Question 1: Why does gpio_init() need to configure both PADS_BANK0 and IO_BANK0 registers?

Question 2: What is the advantage of using the GPIO coprocessor instruction (mcrr) instead of writing to memory-mapped registers?

Question 3: If you wanted to blink the LED at 10 Hz instead of 1 Hz, what value should sleep_ms() use?

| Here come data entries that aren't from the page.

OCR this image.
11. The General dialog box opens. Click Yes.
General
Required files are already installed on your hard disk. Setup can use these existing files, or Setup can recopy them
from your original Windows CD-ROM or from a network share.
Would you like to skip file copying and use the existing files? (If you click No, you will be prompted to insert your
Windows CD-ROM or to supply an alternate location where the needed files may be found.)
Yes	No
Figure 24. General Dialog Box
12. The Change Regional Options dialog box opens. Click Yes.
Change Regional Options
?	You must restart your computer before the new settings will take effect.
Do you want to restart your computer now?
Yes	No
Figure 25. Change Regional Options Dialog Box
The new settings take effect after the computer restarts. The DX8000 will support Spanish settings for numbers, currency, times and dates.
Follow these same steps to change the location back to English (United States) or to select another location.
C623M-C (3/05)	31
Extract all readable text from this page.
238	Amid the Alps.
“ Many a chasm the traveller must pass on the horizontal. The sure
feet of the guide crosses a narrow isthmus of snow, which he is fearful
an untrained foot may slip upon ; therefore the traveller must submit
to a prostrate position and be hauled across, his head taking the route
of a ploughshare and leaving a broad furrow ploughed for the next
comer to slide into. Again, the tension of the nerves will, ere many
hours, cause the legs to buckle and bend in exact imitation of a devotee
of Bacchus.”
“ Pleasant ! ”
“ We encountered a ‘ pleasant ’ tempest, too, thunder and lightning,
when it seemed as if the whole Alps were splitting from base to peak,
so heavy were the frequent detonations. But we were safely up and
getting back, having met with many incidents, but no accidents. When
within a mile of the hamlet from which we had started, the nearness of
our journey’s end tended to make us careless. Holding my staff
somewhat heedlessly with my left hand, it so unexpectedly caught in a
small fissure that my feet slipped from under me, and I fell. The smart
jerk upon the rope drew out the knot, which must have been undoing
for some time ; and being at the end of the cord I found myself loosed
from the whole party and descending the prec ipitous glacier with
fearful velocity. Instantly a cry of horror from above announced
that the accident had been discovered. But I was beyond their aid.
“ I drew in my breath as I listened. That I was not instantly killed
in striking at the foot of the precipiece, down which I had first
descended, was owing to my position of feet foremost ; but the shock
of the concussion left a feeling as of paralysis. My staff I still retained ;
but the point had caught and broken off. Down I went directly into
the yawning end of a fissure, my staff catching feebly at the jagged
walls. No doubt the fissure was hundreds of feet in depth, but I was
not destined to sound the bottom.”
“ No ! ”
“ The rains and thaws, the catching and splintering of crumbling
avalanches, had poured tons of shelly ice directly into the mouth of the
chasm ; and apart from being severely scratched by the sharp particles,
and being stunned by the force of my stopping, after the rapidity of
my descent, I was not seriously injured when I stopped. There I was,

Question 4: What would happen if you called gpio_put() on a pin that hasn't been initialized with gpio_init() first?

Tips and Hints

• Use Ghidra's References feature (right-click → Find References) to see where functions are called
• The Display → Memory Map shows all memory regions
• Look for bit manipulation instructions (bic, orr) to understand register configuration
• The ARM Architecture Reference Manual has complete documentation on coprocessor instructions
• Use hex-to-decimal converters online if you're unsure about conversions

Next Steps

• Proceed to Exercise 4 to patch the GPIO binary
• Try to identify other SDK functions like gpio_get() if they appear
• Explore the full GPIO initialization in the SDK source code

Additional Challenge

Find the gpio_set_dir() function in Ghidra. Does it also use a GPIO coprocessor instruction? What coprocessor register does it use (c0, c4, or something else)? Compare its implementation to gpio_put() and document the differences.